De voorzitter oordeelt als volgt.

Uit de beslissing tot strafonderbreking wordt opgemaakt dat middels deze beslissing de uitzetting van verzoeker uit Nederland wordt geëffectueerd. Verzoeker heeft beroep ingesteld tegen de ongegrondverklaring van zijn bezwaar tegen de beschikking tot intrekking van zijn verblijfsvergunning. Verzoeker mag de uitspraak op het beroep en op het verzoek om een voorlopige voorziening te treffen niet in Nederland afwachten.

In de toelichting (Stcrt 2012 nr. 7141) op artikel 40a van de Regeling staat het volgende: “Met betrekking tot de toepassing van de bevoegdheid tot strafonderbreking wordt de minister geïnformeerd en geadviseerd door de Dienst Terugkeer en Vertrek (DT&V) van het ministerie van Binnenlandse Zaken en Koninkrijksrelaties. Deze dienst treft alle maatregelen die het vertrek van de vreemdeling zonder rechtmatig verblijf mogelijk maken. Wanneer van de zijde van de DT&V wordt geadviseerd om aan een vreemdeling zonder rechtmatig verblijf strafonderbreking te verlenen, beoordeelt de DJI of er redenen zijn die zich tegen het verlenen van strafonderbreking verzetten. Gedacht moet bijvoorbeeld worden aan de belangen van slachtoffers en de mate waarin de rechtsorde was geschokt door het door de vreemdeling gepleegde delict. Ook kunnen lopende onderzoeken van politie en justitie zich tegen het verlenen van strafonderbreking verzetten.”
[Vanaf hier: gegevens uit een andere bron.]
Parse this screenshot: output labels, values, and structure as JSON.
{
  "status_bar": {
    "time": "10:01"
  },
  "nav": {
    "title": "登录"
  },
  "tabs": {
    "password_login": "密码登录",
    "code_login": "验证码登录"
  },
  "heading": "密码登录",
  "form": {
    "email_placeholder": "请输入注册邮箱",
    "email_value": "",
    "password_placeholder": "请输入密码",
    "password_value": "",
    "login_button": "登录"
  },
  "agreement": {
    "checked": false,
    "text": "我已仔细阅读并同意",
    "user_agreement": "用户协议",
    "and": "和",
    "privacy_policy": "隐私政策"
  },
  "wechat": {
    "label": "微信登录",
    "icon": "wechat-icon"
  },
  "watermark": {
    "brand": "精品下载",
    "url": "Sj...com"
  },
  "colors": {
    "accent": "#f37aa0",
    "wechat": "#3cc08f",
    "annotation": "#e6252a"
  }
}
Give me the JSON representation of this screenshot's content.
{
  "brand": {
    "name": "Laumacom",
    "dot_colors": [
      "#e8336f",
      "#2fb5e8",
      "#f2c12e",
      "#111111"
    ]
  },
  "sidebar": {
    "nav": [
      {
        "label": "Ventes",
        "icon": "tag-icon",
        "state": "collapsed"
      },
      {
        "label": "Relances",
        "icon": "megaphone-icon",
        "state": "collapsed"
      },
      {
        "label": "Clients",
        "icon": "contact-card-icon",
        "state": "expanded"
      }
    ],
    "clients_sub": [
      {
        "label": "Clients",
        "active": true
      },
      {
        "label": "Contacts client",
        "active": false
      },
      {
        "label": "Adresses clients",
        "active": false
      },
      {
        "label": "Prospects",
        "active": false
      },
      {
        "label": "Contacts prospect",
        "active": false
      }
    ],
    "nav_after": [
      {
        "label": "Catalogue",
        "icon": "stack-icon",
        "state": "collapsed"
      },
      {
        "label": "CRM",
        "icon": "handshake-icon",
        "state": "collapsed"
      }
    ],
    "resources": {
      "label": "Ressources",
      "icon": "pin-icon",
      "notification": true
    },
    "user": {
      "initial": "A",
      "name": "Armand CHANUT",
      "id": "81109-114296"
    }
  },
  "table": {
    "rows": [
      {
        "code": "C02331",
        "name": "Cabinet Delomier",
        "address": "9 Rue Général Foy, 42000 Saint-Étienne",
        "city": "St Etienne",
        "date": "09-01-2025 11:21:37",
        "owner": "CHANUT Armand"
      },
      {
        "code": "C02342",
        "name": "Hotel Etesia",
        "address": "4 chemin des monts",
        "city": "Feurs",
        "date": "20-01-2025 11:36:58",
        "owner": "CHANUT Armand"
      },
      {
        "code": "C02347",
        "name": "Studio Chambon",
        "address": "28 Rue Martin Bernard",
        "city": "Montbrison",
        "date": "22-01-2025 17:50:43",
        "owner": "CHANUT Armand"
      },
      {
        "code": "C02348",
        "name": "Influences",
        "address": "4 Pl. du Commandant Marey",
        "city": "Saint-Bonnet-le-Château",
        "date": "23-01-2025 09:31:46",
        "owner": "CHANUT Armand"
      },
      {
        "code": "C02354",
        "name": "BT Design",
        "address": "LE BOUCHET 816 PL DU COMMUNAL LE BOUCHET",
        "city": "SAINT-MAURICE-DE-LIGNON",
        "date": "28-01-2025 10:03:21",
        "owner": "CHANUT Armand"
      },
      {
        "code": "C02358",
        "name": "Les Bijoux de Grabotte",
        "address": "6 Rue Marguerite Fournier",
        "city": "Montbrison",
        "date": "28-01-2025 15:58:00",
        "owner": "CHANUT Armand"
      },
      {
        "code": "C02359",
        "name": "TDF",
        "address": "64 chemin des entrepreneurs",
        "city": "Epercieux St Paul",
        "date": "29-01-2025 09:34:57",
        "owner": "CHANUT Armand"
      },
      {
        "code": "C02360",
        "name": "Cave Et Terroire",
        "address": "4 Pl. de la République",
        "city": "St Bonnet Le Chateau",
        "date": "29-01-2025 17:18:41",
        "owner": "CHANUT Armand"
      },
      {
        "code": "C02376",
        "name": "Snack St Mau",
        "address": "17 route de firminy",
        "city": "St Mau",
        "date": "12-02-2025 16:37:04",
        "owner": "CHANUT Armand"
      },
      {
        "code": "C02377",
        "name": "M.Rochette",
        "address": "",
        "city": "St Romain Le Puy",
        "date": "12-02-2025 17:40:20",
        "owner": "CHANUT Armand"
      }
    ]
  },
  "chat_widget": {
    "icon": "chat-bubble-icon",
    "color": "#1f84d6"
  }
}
Naar het voorlopig oordeel van de voorzitter sluiten de door de raadsvrouw aangevoerde belangen onvoldoende aan bij de door de wetgever relevant geachte belangen.

Namens verzoeker zijn geen redenen als vermeld in artikel 40a van de Regeling en de toelichting aangevoerd die zich tegen het verlenen van strafonderbreking zouden kunnen verzetten. Naar het voorlopig oordeel van de voorzitter is vooralsnog niet vast komen staan dat het verlenen van strafonderbreking in strijd zou zijn met artikel 8 van het EVRM. Het verzoek zal gelet op het bovenstaande worden afgewezen.

2.         De uitspraak

De voorzitter wijst het verzoek af.

Aldus gegeven door mr. A.G. Coumans, voorzitter, in tegenwoordigheid van mr. H.S. van Gemert, secretaris, op 7 mei 2018.